Für das Tesla-Werk in Grünheide sollen schon bald die Betriebsratwahlen stattfinden. © Patrick Pleul/dpa/dpa-Zentralbild

Das neue Tesla-Werk in Grünheide bei Berlin ist auf der Zielgeraden. Nun soll es auch einen Betriebsrat geben. Doch der IG Metall geht das zu schnell.

Frankfurt - Die Betriebsratswahl im deutschen Werk von Tesla soll nach Angaben der Gewerkschaft IG Metall am 28. Februar stattfinden. Diesen Termin habe der Wahlvorstand über das veröffentlichte Wahlausschreiben bekannt gegeben, sagte die Leiterin des IG-Metall-Bezirks Berlin-Brandenburg-Sachsen, Birgit Dietze, am Donnerstag.

Tesla: IG Metall hält Betriebsratswahl für zu früh

Die Gewerkschaft unterstütze den Aufbau eines Betriebsrates, bekräftigte sie. Doch der Zeitpunkt der Wahl sei aus Sicht der IG Metall zu früh, weil die Belegschaft erst im Aufbau sei. Nach Informationen der Gewerkschaft haben bisher gut 2000 Mitarbeiterinnen und Mitarbeiter einen Arbeitsvertrag bei Tesla unterschrieben. Geplant sind demnach bis zu 12.000 Arbeitsplätze

Kandidieren können nur Beschäftigte, die schon Ende August an Bord waren. Damals seien noch nicht viele Arbeiterinnen und Arbeiter in der Produktion angestellt gewesen. Laut IG Metall sind aktuell die Stellen im oberen und mittleren Management besetzt, einige Beschäftigte in der Produktion seien ebenfalls bereits angestellt worden. Die Belegschaft sei somit „kein reales Abbild dessen, wie wir es bei der Aufnahme der Produktion sehen werden“, sagte Dietze weiter.

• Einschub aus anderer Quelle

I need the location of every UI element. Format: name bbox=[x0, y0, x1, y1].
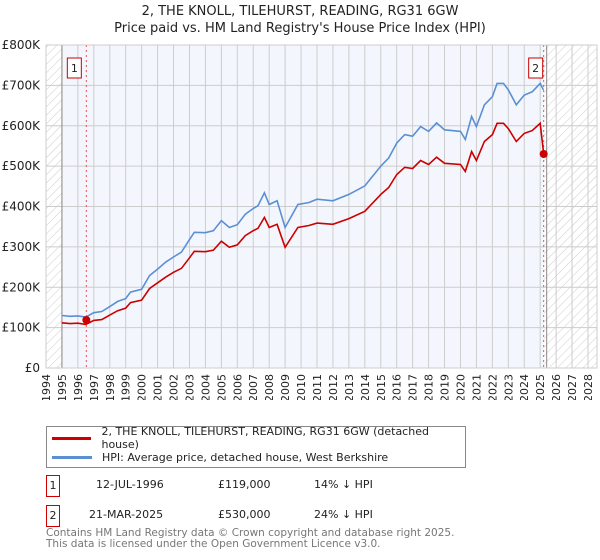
x-tick-label: 1998 bbox=[104, 374, 117, 400]
legend-swatch-red bbox=[52, 436, 92, 440]
series-line bbox=[61, 82, 545, 318]
x-tick-label: 2011 bbox=[311, 374, 324, 400]
sale-marker-badge: 2 bbox=[46, 505, 60, 527]
x-tick-label: 2020 bbox=[454, 374, 467, 400]
y-tick-label: £600K bbox=[2, 119, 42, 133]
sale-annotation-label: 2 bbox=[532, 62, 539, 75]
sale-price: £119,000 bbox=[218, 478, 271, 491]
x-tick-label: 2021 bbox=[470, 374, 483, 400]
x-tick-label: 2007 bbox=[247, 374, 260, 400]
x-tick-label: 2022 bbox=[486, 374, 499, 400]
plot-border bbox=[45, 44, 598, 369]
x-tick-label: 2025 bbox=[534, 374, 547, 400]
price-chart: 1994 1995 1996 1997 1998 1999 2000 2001 2002 2003… bbox=[2, 38, 598, 400]
x-tick-label: 2017 bbox=[407, 374, 420, 400]
sale-row-2: 2 21-MAR-2025 £530,000 24% ↓ HPI bbox=[46, 505, 466, 527]
series-line bbox=[61, 121, 547, 326]
x-tick-label: 2014 bbox=[359, 374, 372, 400]
legend-label: HPI: Average price, detached house, West… bbox=[102, 450, 389, 464]
sale-annotation-label: 1 bbox=[71, 62, 78, 75]
legend-swatch-blue bbox=[52, 455, 92, 459]
x-tick-label: 2015 bbox=[375, 374, 388, 400]
x-tick-label: 1997 bbox=[88, 374, 101, 400]
x-tick-label: 2027 bbox=[566, 374, 579, 400]
sale-hpi-diff: 24% ↓ HPI bbox=[314, 508, 373, 521]
x-tick-label: 2006 bbox=[231, 374, 244, 400]
x-tick-label: 2016 bbox=[391, 374, 404, 400]
x-tick-label: 2001 bbox=[152, 374, 165, 400]
sale-point bbox=[539, 150, 548, 159]
x-tick-label: 2026 bbox=[550, 374, 563, 400]
sale-price: £530,000 bbox=[218, 508, 271, 521]
x-tick-label: 2005 bbox=[215, 374, 228, 400]
x-tick-label: 2024 bbox=[518, 374, 531, 400]
sale-date: 21-MAR-2025 bbox=[89, 508, 164, 521]
sale-row-1: 1 12-JUL-1996 £119,000 14% ↓ HPI bbox=[46, 475, 466, 497]
y-tick-label: £800K bbox=[2, 38, 42, 52]
y-tick-label: £100K bbox=[2, 321, 42, 335]
x-tick-label: 2013 bbox=[343, 374, 356, 400]
y-tick-label: £400K bbox=[2, 200, 42, 214]
x-tick-label: 2002 bbox=[168, 374, 181, 400]
x-tick-label: 1996 bbox=[72, 374, 85, 400]
sale-marker-badge: 1 bbox=[46, 475, 60, 497]
legend: 2, THE KNOLL, TILEHURST, READING, RG31 6… bbox=[46, 425, 466, 468]
footer: Contains HM Land Registry data © Crown c… bbox=[46, 528, 454, 550]
x-tick-label: 2018 bbox=[423, 374, 436, 400]
x-tick-label: 2028 bbox=[582, 374, 595, 400]
x-tick-label: 2010 bbox=[295, 374, 308, 400]
sale-annotation-box bbox=[66, 57, 82, 79]
sale-annotation-box bbox=[528, 57, 544, 79]
x-tick-label: 2008 bbox=[263, 374, 276, 400]
footer-licence: This data is licensed under the Open Gov… bbox=[46, 538, 381, 550]
legend-item-property: 2, THE KNOLL, TILEHURST, READING, RG31 6… bbox=[52, 425, 465, 451]
x-tick-label: 2003 bbox=[183, 374, 196, 400]
y-tick-label: £300K bbox=[2, 240, 42, 254]
x-tick-label: 1994 bbox=[40, 374, 53, 400]
legend-label: 2, THE KNOLL, TILEHURST, READING, RG31 6… bbox=[101, 425, 429, 451]
sale-hpi-diff: 14% ↓ HPI bbox=[314, 478, 373, 491]
x-tick-label: 2019 bbox=[439, 374, 452, 400]
y-tick-label: £500K bbox=[2, 159, 42, 173]
chart-subtitle: Price paid vs. HM Land Registry's House … bbox=[114, 21, 486, 36]
x-tick-label: 1995 bbox=[56, 374, 69, 400]
sale-date: 12-JUL-1996 bbox=[96, 478, 164, 491]
sale-point bbox=[82, 315, 91, 324]
x-tick-label: 1999 bbox=[120, 374, 133, 400]
x-tick-label: 2009 bbox=[279, 374, 292, 400]
y-tick-label: £700K bbox=[2, 78, 42, 92]
footer-copyright: Contains HM Land Registry data © Crown c… bbox=[46, 527, 455, 539]
chart-title: 2, THE KNOLL, TILEHURST, READING, RG31 6… bbox=[141, 4, 459, 19]
legend-item-hpi: HPI: Average price, detached house, West… bbox=[52, 448, 388, 466]
y-tick-label: £0 bbox=[25, 361, 40, 375]
y-tick-label: £200K bbox=[2, 280, 42, 294]
x-tick-label: 2000 bbox=[136, 374, 149, 400]
x-tick-label: 2004 bbox=[199, 374, 212, 400]
x-tick-label: 2012 bbox=[327, 374, 340, 400]
x-tick-label: 2023 bbox=[502, 374, 515, 400]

Eine Neuwahl des Betriebsrats ist laut Gesetzgeber frühestens zwei Jahre nach der vorherigen Wahl möglich und wird nur dann abgehalten, wenn die Belegschaft um mindestens die Hälfte gewachsen ist. Daher sei es möglich, dass der künftige Betriebsrat die Belegschaft nicht widerspiegele, warnte Dietze erneut. „Für die IG Metall ist es wichtig, dass Betriebsräte die Belegschaft komplett repräsentieren.“

Tesla: Wahltermin sorgt für Kritik

Auch mit Blick auf den Wahltermin gelte es bei der Repräsentanz der gesamten Belegschaft im Betriebsrat bei Tesla genau hinzusehen, warnte die IG Metall: Wäre die Wahl nur einen Tag später angesetzt worden, also am 1. März, hätten demnach auch die zum 1. September neu angestellten Mitarbeiter für den Betriebsrat kandidieren können. Erst nach sechs Monaten Betriebszugehörigkeit dürfen Angestellte laut Betriebsverfassungsgesetz für den Betriebsrat kandidieren.

Die IG Metall hat nach eigenen Angaben ein Büro in der Nähe des entstehenden Tesla-Werks eröffnet. „Wir sind nah dran, wir sind da und wir sind ansprechbar“, sagte Dietze. So unterstütze die Gewerkschaft etwa bei Fragen zu Arbeitsbedingungen, dem Bewerbungsverfahren und auch bei der Wahl des Betriebsrats. Die Entscheidung, ein Büro in der Nähe des neuen Werks zu eröffnen, sei „eine richtige Entscheidung“ gewesen, es bestehe „großes Interesse“.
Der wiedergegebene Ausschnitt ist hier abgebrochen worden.